In a related development, on May 12, 2025, a joint statement from the China-U.S. Geneva Economic and Trade Talks was released, announcing the cancellation of 91% of tariffs. This marks the first substantial concession from both sides since the escalation of the trade war in April 2025. The previous high tariffs had severely hindered normal trade relations and disrupted international economic order. This joint statement signifies a crucial step towards resolving differences through equal dialogue, laying the groundwork for further cooperation. Reports indicate that in 2024, 57% of China’s energy storage battery exports were directed to the U.S., indicating a continued dependency on the Chinese supply chain in the short term. For the energy storage industry, this could herald a temporary boost, as exports from Chinese storage companies to the U.S. may see a short-term increase. While some U.S. stationary storage developers are eager to complete projects by 2025 to avoid an impending 17.5% increase in tariffs, many ongoing projects are in a holding pattern due to these uncertainties. Additionally, the U.S. lacks large-scale production capabilities for lithium iron phosphate, relying on China for 70% of its lithium battery imports. In 2024, exports of energy storage batteries from China to the U.S. will account for 24% of China’s total lithium battery exports, approximately $3.6 billion, with major purchasers including Tesla, Google, and Amazon. In the short term, the cessation of tariffs offers Chinese storage companies a more level playing field and preparation time for global market expansion.
With burgeoning overseas demand, many storage enterprises are now turning their focus to international markets to seek higher profit margins. Companies are showcasing their technological advantages in their global strategies. For example, Yiwei Lithium Energy has established a factory in Malaysia, while Sunwoda has invested in Thailand to circumvent tariff barriers. Sungrow is providing energy storage systems for photovoltaic projects in Japan, adopting a model of “Chinese technology + local manufacturing.” CATL has launched a 9MWh super-large capacity system, weighing only 36 tons per cabinet, compatible with global transport standards, and has maintained its position as the leading supplier in North America by partnering with Tesla. BYD has achieved over 25% market share in Europe’s home storage market, while Envision Energy has secured a £240 million contract in the UK, entering the grid-side frequency modulation sector. The energy storage industry is entering a new phase of multipolar competition, where companies must find the optimal balance between cost control and technological upgrades to secure their place in future contests.

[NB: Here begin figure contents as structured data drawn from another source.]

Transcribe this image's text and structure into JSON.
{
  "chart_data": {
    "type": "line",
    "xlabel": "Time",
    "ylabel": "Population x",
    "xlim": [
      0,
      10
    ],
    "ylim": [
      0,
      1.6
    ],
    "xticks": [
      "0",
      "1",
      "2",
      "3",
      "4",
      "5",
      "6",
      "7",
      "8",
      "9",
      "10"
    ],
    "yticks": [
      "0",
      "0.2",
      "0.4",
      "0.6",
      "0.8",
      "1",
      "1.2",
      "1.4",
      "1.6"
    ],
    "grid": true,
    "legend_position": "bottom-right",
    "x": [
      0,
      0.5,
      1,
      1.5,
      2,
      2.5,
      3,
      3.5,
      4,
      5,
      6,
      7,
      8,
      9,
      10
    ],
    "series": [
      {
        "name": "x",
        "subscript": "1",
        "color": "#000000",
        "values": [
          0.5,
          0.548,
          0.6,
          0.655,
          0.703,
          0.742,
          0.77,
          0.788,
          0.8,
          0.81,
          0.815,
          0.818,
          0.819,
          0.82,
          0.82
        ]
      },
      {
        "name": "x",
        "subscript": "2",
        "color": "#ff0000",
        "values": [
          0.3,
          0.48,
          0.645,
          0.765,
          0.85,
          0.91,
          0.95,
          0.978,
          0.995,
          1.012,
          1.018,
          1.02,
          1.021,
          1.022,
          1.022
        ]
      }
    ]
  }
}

As the domestic market evolves with stricter standards and faces uncertain competition, the energy storage sector is transforming from a “greenhouse flower” reliant on subsidies into a “towering tree” capable of weathering storms. While short-term inventory pressures and price fluctuations are unavoidable, reforms in the electricity market, breakthroughs in grid technology, and deepened global expansion will continuously drive sustainable development in the industry. The competition in energy storage is not a sprint but a long march. Future competition will clearly shift from price dumping to a comprehensive contest of technological barriers, ecological collaboration, and global operations.